It was an incredibly dangerous place to work, because the oil was very light, much like the fuel in cars - so it catches fire very quickly, and its smell is very strong. At one point, one of the Canadians got too close, inhaled too much gas, and fell down unconscious. Meanwhile, as these guys worked away with their tools and instruments, they knew that if they touched metal against metal hard enough to create a spark, a fire would have engulfed them. As I was photographing, we did sometimes have a kind of explosion, as gas burst up through the well, but it did not ignite. The firefighters were making a lot of money, of course, but the work was so tiring and so tough that a few times I saw some of them just sit down and cry.

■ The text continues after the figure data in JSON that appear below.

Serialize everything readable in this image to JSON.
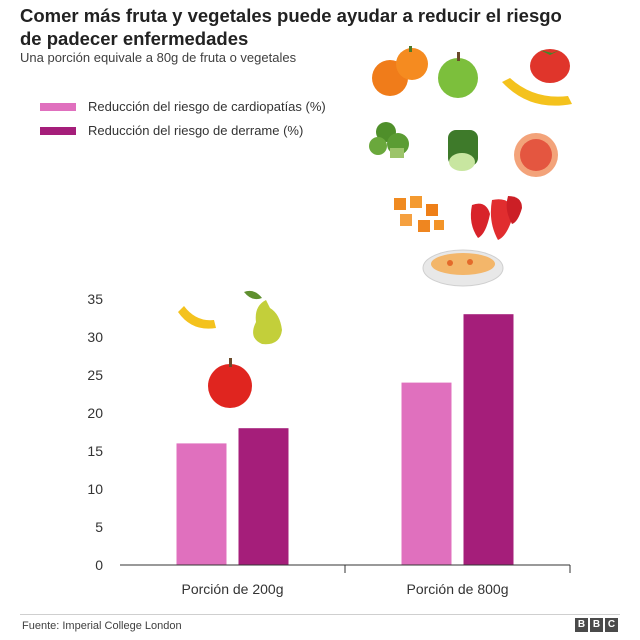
{
  "header": {
    "title": "Comer más fruta y vegetales puede ayudar a reducir el riesgo de padecer enfermedades",
    "subtitle": "Una porción equivale a 80g de fruta o vegetales"
  },
  "legend": [
    {
      "label": "Reducción del riesgo de cardiopatías (%)",
      "color": "#e070be"
    },
    {
      "label": "Reducción del riesgo de derrame (%)",
      "color": "#a51e7a"
    }
  ],
  "chart_data": {
    "type": "bar",
    "categories": [
      "Porción de 200g",
      "Porción de 800g"
    ],
    "series": [
      {
        "name": "Reducción del riesgo de cardiopatías (%)",
        "values": [
          16,
          24
        ],
        "color": "#e070be"
      },
      {
        "name": "Reducción del riesgo de derrame (%)",
        "values": [
          18,
          33
        ],
        "color": "#a51e7a"
      }
    ],
    "ylim": [
      0,
      35
    ],
    "yticks": [
      0,
      5,
      10,
      15,
      20,
      25,
      30,
      35
    ],
    "grid": false,
    "legend_position": "top-left",
    "xlabel": "",
    "ylabel": ""
  },
  "footer": {
    "source": "Fuente: Imperial College London",
    "logo_letters": [
      "B",
      "B",
      "C"
    ]
  },
  "illustrations": {
    "icons": [
      "orange-icon",
      "apple-green-icon",
      "tomato-icon",
      "banana-icon",
      "broccoli-icon",
      "cucumber-icon",
      "grapefruit-icon",
      "carrot-pieces-icon",
      "strawberries-icon",
      "soup-bowl-icon",
      "banana-icon",
      "pear-icon",
      "apple-red-icon"
    ]
  }
}
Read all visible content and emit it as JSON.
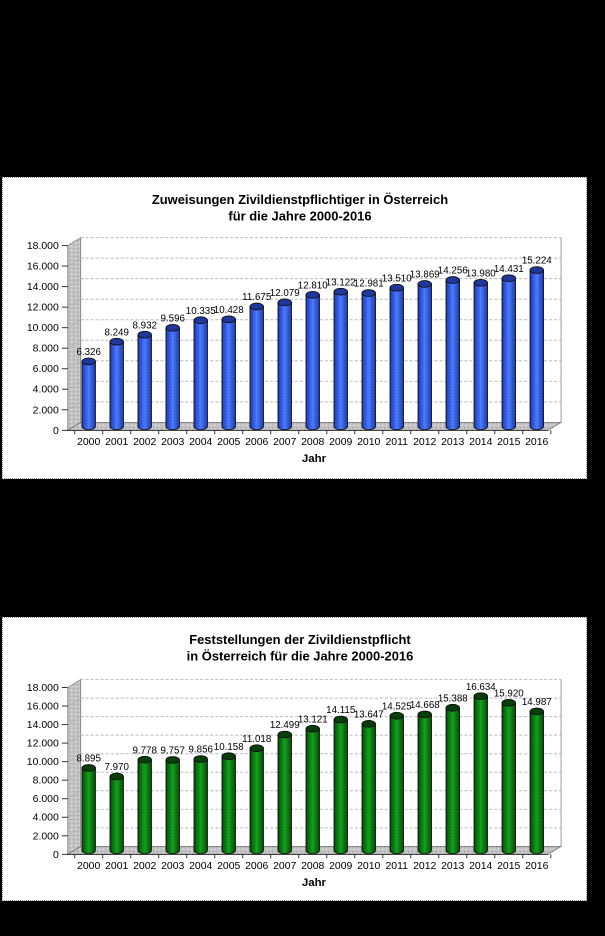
{
  "page": {
    "background_color": "#000000",
    "panel_background_color": "#ffffff"
  },
  "chart_data": [
    {
      "type": "bar",
      "style": "3d-cylinder",
      "title": "Zuweisungen Zivildienstpflichtiger in Österreich",
      "title_line2": "für die Jahre 2000-2016",
      "xlabel": "Jahr",
      "ylabel": "",
      "categories": [
        "2000",
        "2001",
        "2002",
        "2003",
        "2004",
        "2005",
        "2006",
        "2007",
        "2008",
        "2009",
        "2010",
        "2011",
        "2012",
        "2013",
        "2014",
        "2015",
        "2016"
      ],
      "values": [
        6326,
        8249,
        8932,
        9596,
        10335,
        10428,
        11675,
        12079,
        12810,
        13122,
        12981,
        13510,
        13869,
        14256,
        13980,
        14431,
        15224
      ],
      "ylim": [
        0,
        18000
      ],
      "ytick_step": 2000,
      "grid": true,
      "legend": false,
      "data_labels": true,
      "number_format": "thousands-dot",
      "colors": {
        "light": "#4f7dfb",
        "mid": "#2b50d8",
        "edge": "#1c3dae",
        "cap": "#20389e"
      }
    },
    {
      "type": "bar",
      "style": "3d-cylinder",
      "title": "Feststellungen der Zivildienstpflicht",
      "title_line2": "in Österreich für die Jahre 2000-2016",
      "xlabel": "Jahr",
      "ylabel": "",
      "categories": [
        "2000",
        "2001",
        "2002",
        "2003",
        "2004",
        "2005",
        "2006",
        "2007",
        "2008",
        "2009",
        "2010",
        "2011",
        "2012",
        "2013",
        "2014",
        "2015",
        "2016"
      ],
      "values": [
        8895,
        7970,
        9778,
        9757,
        9856,
        10158,
        11018,
        12499,
        13121,
        14115,
        13647,
        14525,
        14668,
        15388,
        16634,
        15920,
        14987
      ],
      "ylim": [
        0,
        18000
      ],
      "ytick_step": 2000,
      "grid": true,
      "legend": false,
      "data_labels": true,
      "number_format": "thousands-dot",
      "colors": {
        "light": "#12a51c",
        "mid": "#0a6b10",
        "edge": "#064d08",
        "cap": "#073f08"
      }
    }
  ]
}
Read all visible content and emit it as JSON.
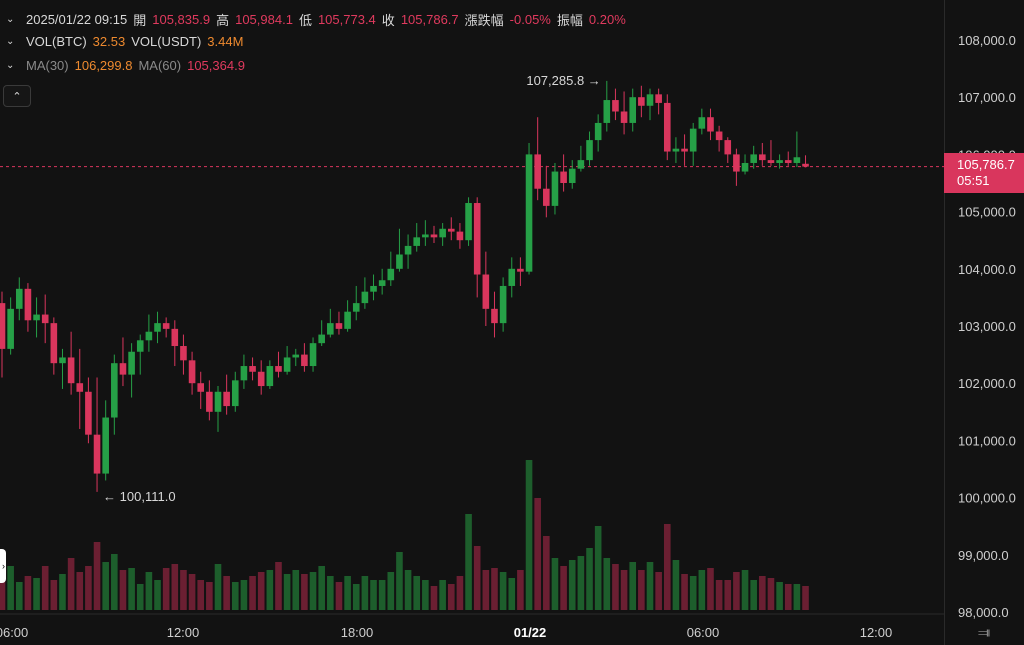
{
  "legend": {
    "date": "2025/01/22 09:15",
    "open_label": "開",
    "open": "105,835.9",
    "high_label": "高",
    "high": "105,984.1",
    "low_label": "低",
    "low": "105,773.4",
    "close_label": "收",
    "close": "105,786.7",
    "change_label": "漲跌幅",
    "change": "-0.05%",
    "amp_label": "振幅",
    "amp": "0.20%",
    "vol_btc_label": "VOL(BTC)",
    "vol_btc": "32.53",
    "vol_usdt_label": "VOL(USDT)",
    "vol_usdt": "3.44M",
    "ma30_label": "MA(30)",
    "ma30": "106,299.8",
    "ma60_label": "MA(60)",
    "ma60": "105,364.9"
  },
  "price_tag": {
    "price": "105,786.7",
    "countdown": "05:51"
  },
  "colors": {
    "up": "#26a047",
    "down": "#d9365d",
    "vol_up": "#1d5e2c",
    "vol_down": "#6b1f32",
    "bg": "#121212",
    "text": "#d8d8d8"
  },
  "icons": {
    "collapse": "chevron-up-icon",
    "reset": "fit-arrows-icon",
    "legend_toggle": "chevron-down-icon"
  },
  "chart_data": {
    "type": "candlestick",
    "interval_note": "",
    "y_axis": {
      "ticks": [
        "108,000.0",
        "107,000.0",
        "106,000.0",
        "105,000.0",
        "104,000.0",
        "103,000.0",
        "102,000.0",
        "101,000.0",
        "100,000.0",
        "99,000.0",
        "98,000.0"
      ],
      "range": [
        98000,
        108400
      ]
    },
    "x_axis": {
      "ticks": [
        "06:00",
        "12:00",
        "18:00",
        "01/22",
        "06:00",
        "12:00"
      ]
    },
    "annotations": {
      "high": "107,285.8",
      "low": "100,111.0"
    },
    "current_price": 105786.7,
    "candles": [
      {
        "o": 103400,
        "h": 103600,
        "l": 102100,
        "c": 102600
      },
      {
        "o": 102600,
        "h": 103500,
        "l": 102500,
        "c": 103300
      },
      {
        "o": 103300,
        "h": 103850,
        "l": 103100,
        "c": 103650
      },
      {
        "o": 103650,
        "h": 103750,
        "l": 102900,
        "c": 103100
      },
      {
        "o": 103100,
        "h": 103500,
        "l": 102800,
        "c": 103200
      },
      {
        "o": 103200,
        "h": 103550,
        "l": 102700,
        "c": 103050
      },
      {
        "o": 103050,
        "h": 103150,
        "l": 102150,
        "c": 102350
      },
      {
        "o": 102350,
        "h": 102600,
        "l": 101900,
        "c": 102450
      },
      {
        "o": 102450,
        "h": 102900,
        "l": 101800,
        "c": 102000
      },
      {
        "o": 102000,
        "h": 102600,
        "l": 101200,
        "c": 101850
      },
      {
        "o": 101850,
        "h": 102100,
        "l": 100950,
        "c": 101100
      },
      {
        "o": 101100,
        "h": 102100,
        "l": 100100,
        "c": 100420
      },
      {
        "o": 100420,
        "h": 101700,
        "l": 100300,
        "c": 101400
      },
      {
        "o": 101400,
        "h": 102500,
        "l": 101100,
        "c": 102350
      },
      {
        "o": 102350,
        "h": 102800,
        "l": 101950,
        "c": 102150
      },
      {
        "o": 102150,
        "h": 102700,
        "l": 101750,
        "c": 102550
      },
      {
        "o": 102550,
        "h": 102850,
        "l": 102150,
        "c": 102750
      },
      {
        "o": 102750,
        "h": 103200,
        "l": 102550,
        "c": 102900
      },
      {
        "o": 102900,
        "h": 103250,
        "l": 102700,
        "c": 103050
      },
      {
        "o": 103050,
        "h": 103150,
        "l": 102800,
        "c": 102950
      },
      {
        "o": 102950,
        "h": 103100,
        "l": 102300,
        "c": 102650
      },
      {
        "o": 102650,
        "h": 102850,
        "l": 102150,
        "c": 102400
      },
      {
        "o": 102400,
        "h": 102550,
        "l": 101800,
        "c": 102000
      },
      {
        "o": 102000,
        "h": 102200,
        "l": 101550,
        "c": 101850
      },
      {
        "o": 101850,
        "h": 102050,
        "l": 101350,
        "c": 101500
      },
      {
        "o": 101500,
        "h": 101950,
        "l": 101150,
        "c": 101850
      },
      {
        "o": 101850,
        "h": 102150,
        "l": 101450,
        "c": 101600
      },
      {
        "o": 101600,
        "h": 102200,
        "l": 101500,
        "c": 102050
      },
      {
        "o": 102050,
        "h": 102500,
        "l": 101900,
        "c": 102300
      },
      {
        "o": 102300,
        "h": 102450,
        "l": 102050,
        "c": 102200
      },
      {
        "o": 102200,
        "h": 102400,
        "l": 101800,
        "c": 101950
      },
      {
        "o": 101950,
        "h": 102400,
        "l": 101900,
        "c": 102300
      },
      {
        "o": 102300,
        "h": 102550,
        "l": 102100,
        "c": 102200
      },
      {
        "o": 102200,
        "h": 102650,
        "l": 102150,
        "c": 102450
      },
      {
        "o": 102450,
        "h": 102600,
        "l": 102300,
        "c": 102500
      },
      {
        "o": 102500,
        "h": 102700,
        "l": 102200,
        "c": 102300
      },
      {
        "o": 102300,
        "h": 102800,
        "l": 102200,
        "c": 102700
      },
      {
        "o": 102700,
        "h": 103100,
        "l": 102650,
        "c": 102850
      },
      {
        "o": 102850,
        "h": 103300,
        "l": 102800,
        "c": 103050
      },
      {
        "o": 103050,
        "h": 103250,
        "l": 102850,
        "c": 102950
      },
      {
        "o": 102950,
        "h": 103450,
        "l": 102900,
        "c": 103250
      },
      {
        "o": 103250,
        "h": 103700,
        "l": 103100,
        "c": 103400
      },
      {
        "o": 103400,
        "h": 103850,
        "l": 103300,
        "c": 103600
      },
      {
        "o": 103600,
        "h": 103900,
        "l": 103450,
        "c": 103700
      },
      {
        "o": 103700,
        "h": 104000,
        "l": 103550,
        "c": 103800
      },
      {
        "o": 103800,
        "h": 104300,
        "l": 103700,
        "c": 104000
      },
      {
        "o": 104000,
        "h": 104700,
        "l": 103950,
        "c": 104250
      },
      {
        "o": 104250,
        "h": 104600,
        "l": 104000,
        "c": 104400
      },
      {
        "o": 104400,
        "h": 104800,
        "l": 104300,
        "c": 104550
      },
      {
        "o": 104550,
        "h": 104850,
        "l": 104400,
        "c": 104600
      },
      {
        "o": 104600,
        "h": 104750,
        "l": 104450,
        "c": 104550
      },
      {
        "o": 104550,
        "h": 104800,
        "l": 104400,
        "c": 104700
      },
      {
        "o": 104700,
        "h": 104900,
        "l": 104500,
        "c": 104650
      },
      {
        "o": 104650,
        "h": 104800,
        "l": 104350,
        "c": 104500
      },
      {
        "o": 104500,
        "h": 105250,
        "l": 104400,
        "c": 105150
      },
      {
        "o": 105150,
        "h": 105250,
        "l": 103500,
        "c": 103900
      },
      {
        "o": 103900,
        "h": 104300,
        "l": 103000,
        "c": 103300
      },
      {
        "o": 103300,
        "h": 103600,
        "l": 102800,
        "c": 103050
      },
      {
        "o": 103050,
        "h": 103850,
        "l": 102900,
        "c": 103700
      },
      {
        "o": 103700,
        "h": 104200,
        "l": 103500,
        "c": 104000
      },
      {
        "o": 104000,
        "h": 104200,
        "l": 103700,
        "c": 103950
      },
      {
        "o": 103950,
        "h": 106200,
        "l": 103900,
        "c": 106000
      },
      {
        "o": 106000,
        "h": 106650,
        "l": 105200,
        "c": 105400
      },
      {
        "o": 105400,
        "h": 105800,
        "l": 104900,
        "c": 105100
      },
      {
        "o": 105100,
        "h": 105850,
        "l": 104950,
        "c": 105700
      },
      {
        "o": 105700,
        "h": 106000,
        "l": 105350,
        "c": 105500
      },
      {
        "o": 105500,
        "h": 105900,
        "l": 105400,
        "c": 105750
      },
      {
        "o": 105750,
        "h": 106150,
        "l": 105700,
        "c": 105900
      },
      {
        "o": 105900,
        "h": 106400,
        "l": 105800,
        "c": 106250
      },
      {
        "o": 106250,
        "h": 106700,
        "l": 106050,
        "c": 106550
      },
      {
        "o": 106550,
        "h": 107285,
        "l": 106400,
        "c": 106950
      },
      {
        "o": 106950,
        "h": 107150,
        "l": 106600,
        "c": 106750
      },
      {
        "o": 106750,
        "h": 107100,
        "l": 106350,
        "c": 106550
      },
      {
        "o": 106550,
        "h": 107150,
        "l": 106400,
        "c": 107000
      },
      {
        "o": 107000,
        "h": 107200,
        "l": 106650,
        "c": 106850
      },
      {
        "o": 106850,
        "h": 107150,
        "l": 106600,
        "c": 107050
      },
      {
        "o": 107050,
        "h": 107150,
        "l": 106700,
        "c": 106900
      },
      {
        "o": 106900,
        "h": 107050,
        "l": 105900,
        "c": 106050
      },
      {
        "o": 106050,
        "h": 106300,
        "l": 105850,
        "c": 106100
      },
      {
        "o": 106100,
        "h": 106350,
        "l": 105800,
        "c": 106050
      },
      {
        "o": 106050,
        "h": 106550,
        "l": 105800,
        "c": 106450
      },
      {
        "o": 106450,
        "h": 106800,
        "l": 106350,
        "c": 106650
      },
      {
        "o": 106650,
        "h": 106800,
        "l": 106250,
        "c": 106400
      },
      {
        "o": 106400,
        "h": 106500,
        "l": 106050,
        "c": 106250
      },
      {
        "o": 106250,
        "h": 106300,
        "l": 105850,
        "c": 106000
      },
      {
        "o": 106000,
        "h": 106100,
        "l": 105450,
        "c": 105700
      },
      {
        "o": 105700,
        "h": 106000,
        "l": 105650,
        "c": 105850
      },
      {
        "o": 105850,
        "h": 106150,
        "l": 105750,
        "c": 106000
      },
      {
        "o": 106000,
        "h": 106200,
        "l": 105800,
        "c": 105900
      },
      {
        "o": 105900,
        "h": 106250,
        "l": 105800,
        "c": 105850
      },
      {
        "o": 105850,
        "h": 106000,
        "l": 105750,
        "c": 105900
      },
      {
        "o": 105900,
        "h": 106050,
        "l": 105800,
        "c": 105850
      },
      {
        "o": 105850,
        "h": 106400,
        "l": 105780,
        "c": 105950
      },
      {
        "o": 105836,
        "h": 105984,
        "l": 105773,
        "c": 105787
      }
    ],
    "volume": [
      40,
      44,
      28,
      34,
      32,
      44,
      30,
      36,
      52,
      38,
      44,
      68,
      48,
      56,
      40,
      42,
      26,
      38,
      30,
      42,
      46,
      40,
      36,
      30,
      28,
      46,
      34,
      28,
      30,
      34,
      38,
      40,
      48,
      36,
      40,
      36,
      38,
      44,
      34,
      28,
      34,
      26,
      34,
      30,
      30,
      38,
      58,
      40,
      34,
      30,
      24,
      30,
      26,
      34,
      96,
      64,
      40,
      42,
      38,
      32,
      40,
      150,
      112,
      74,
      52,
      44,
      50,
      54,
      62,
      84,
      52,
      46,
      40,
      48,
      40,
      48,
      38,
      86,
      50,
      36,
      34,
      40,
      42,
      30,
      30,
      38,
      40,
      30,
      34,
      32,
      28,
      26,
      26,
      24,
      10
    ]
  }
}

Working in the middle of all this was extraordinary. One of my lenses got warped by the heat, so I was left with just two: a 35mm and a 60mm. This obliged me to stay very close to these guys the whole time. As a result, I was covered in oil, and felt so involved with the danger, the environment, the strange beauty and the hard work that was happening in front of me. The only way I could keep going was to carry a two-litre tank of petrol and a roll of kitchen paper inside my photo bag. I would put some petrol on the kitchen roll, clean my hands, the lens and the back of the camera, then go in again. Eventually, I felt part of the team, working with them for many days. We all became very close.

I work on stories rather than individual pictures. But for me, this one picture was special: it's an incredible shot of two guys trying to cap a well. They are completely covered in oil and one of them is standing like a statue that has become black over time. It reminds me of those images you see from the first world war, in the grey light of Verdun. The moment I took it,

I knew it would be good. At the same time, I was very afraid. My mouth was dry. That evening, when I got back to my hotel in Kuwait City, I found my jaw was tense and my gums were in pain from gritting my teeth all day long. But I had to be there to take these pictures. I knew I was witnessing powerful, extraordinary things that would not happen again.
Curriculum vitae

Born: Aimorés, Brazil, 1944.

Studied: "I am a former economist. I never went to photography school to learn photography."

Inspirations: "Bill Brandt was an incredible photographer. The many different studies he did in England - miners, nudes, life during the second world war - were important to me."

High point: "When I was starting out, when I put aside my career as an economist. I looked at every book, went to every show, did my first stories, developed my first films. A fabulous time."

Pet hate: "Photography has become a small world with so many jealous people. You do a story and then a lot of people try to do the same thing."